In my previous piece last week, I saw the best possible trades for the coming week as long of the Forex currency pairs EUR/USD and, to a lesser extent, GBP/USD. The individual results were not good, with EUR/USD falling in value by 1.65%, and GBP/USD falling in value by 2.09%, producing an average loss of 1.87%.

The most important development in the market is the continuing sharp fall in the U.S. stock market from an all-time high price only two weeks ago. Although many analysts are pinning the fall on rising long-term U.S. bond prompting profit taking, which came into focus two weeks ago with strong earnings data suggesting a steepening pace of rate hikes, the market had already been falling strongly before that, with stronger downwards momentum over time than the preceding price rise over recent weeks. Weekly falls as strong as last week’s are not very common, happening only 58 times since 1950. They often coincide with the start of a major bear market, although the price tends to recover at first. This suggests that it is worth keeping a close eye on the stock market over the next few weeks as we may be seeing the beginning of the end of the long-term, multi-year bull market. The price of the S&P 500 Index is currently down 8.79% from its high, although it reached correction territory exceeding -10% during early trading last Friday, when it hit a 4-month low. I consider a weekly close at a new 6-month low to be indicative of a bear market in U.S. stocks.

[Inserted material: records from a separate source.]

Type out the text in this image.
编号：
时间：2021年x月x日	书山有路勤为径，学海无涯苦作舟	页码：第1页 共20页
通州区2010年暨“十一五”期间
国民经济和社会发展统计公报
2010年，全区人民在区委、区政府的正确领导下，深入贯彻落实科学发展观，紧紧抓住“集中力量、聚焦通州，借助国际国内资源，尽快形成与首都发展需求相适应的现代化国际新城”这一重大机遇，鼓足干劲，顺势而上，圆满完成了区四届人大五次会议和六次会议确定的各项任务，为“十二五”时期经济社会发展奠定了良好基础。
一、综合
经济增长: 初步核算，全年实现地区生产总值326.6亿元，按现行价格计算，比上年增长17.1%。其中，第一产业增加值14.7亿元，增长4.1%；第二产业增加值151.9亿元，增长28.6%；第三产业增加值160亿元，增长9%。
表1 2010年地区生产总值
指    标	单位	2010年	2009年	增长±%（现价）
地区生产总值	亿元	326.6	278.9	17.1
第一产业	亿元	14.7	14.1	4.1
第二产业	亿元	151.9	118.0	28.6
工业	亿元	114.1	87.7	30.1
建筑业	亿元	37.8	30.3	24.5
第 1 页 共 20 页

The sharp falls in stock markets have had a pronounced impact on the Forex market, dwarfing the effect of anything from central banks or major economic data releases. What we see now is a strong flow into safe-haven assets such as the U.S. Dollar, Japanese Yen, and Swiss Franc, and a strong flow out of risky assets, especially the commodity currencies. This is counter-trend, as the U.S. Dollar is below its prices of three and six months ago, which puts it in a long-term downwards trend. However, sentiment is so strongly in favor of safe-haven assets now that it probably makes sense to be positioned counter trend.